PLoS One. 2025 Jun 10;20(6):e0320833. doi: 10.1371/journal.pone.0320833. eCollection 2025.
ABSTRACT
To estimate the extent to which physical capability, depressive symptoms, balanced self-efficacy (BSE), and other risk factors, that are interrelated with stroke, influence the quality of life (QoL) in stroke survivors. A theoretical model based on Wilson and Cleary’s model tested the specific hypotheses: 1) physical capability has an indirect effect on QoL mediated by BSE; 2) physical capability has an indirect effect on QoL by depressive symptoms; 3) stroke risk factors (hypertension/diabetes/gender) moderate the above relationship. Six hundred and seventy stroke survivors were enrolled from ten different hospitals in Yunnan province from 2019 to 2021. Patients’ mental and physical function was assessed using the Brunnstrom recovery stage (BRS), mini-balance evaluation system test (Mini-BEST), Barthel index (BI), Activities-specific Balance Confidence scale (ABC), and Hamilton depression scale (HAM-D).
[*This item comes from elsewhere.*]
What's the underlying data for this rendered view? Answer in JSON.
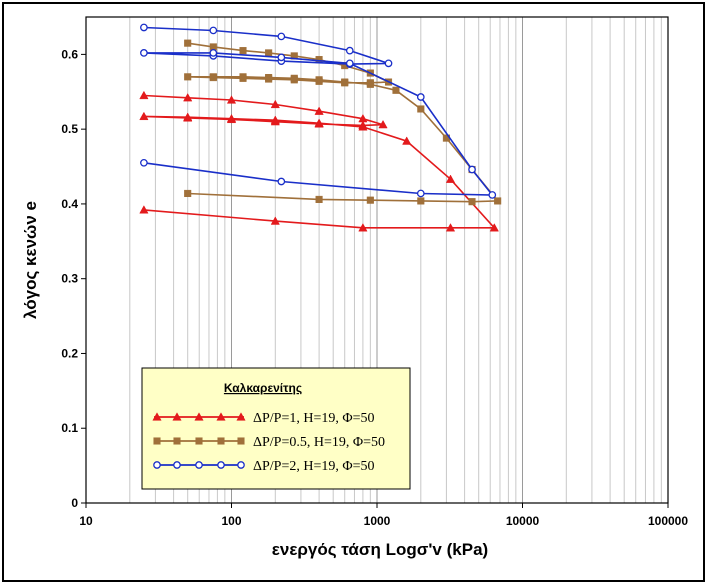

The structural equation model (SEM) was used to test the moderated mediation model in Mplus 8.0 software. The model showed a good fit (RMSEA = 0.075, SRMR = 0.010). BSE significantly mediated the relationship between physical capability and QoL (β = 0.322, p = 0.002). Hypertension was found a significant moderator of all the direct paths from physical capability to QoL through depressive symptoms (В = 0.412, p = 0.015; В = 0.831, p = 0.020, respectively). This study provides a better insight into the relationship between physical capability and QoL via BSE in stroke survivors, which may help establish appropriate treatment for these individuals.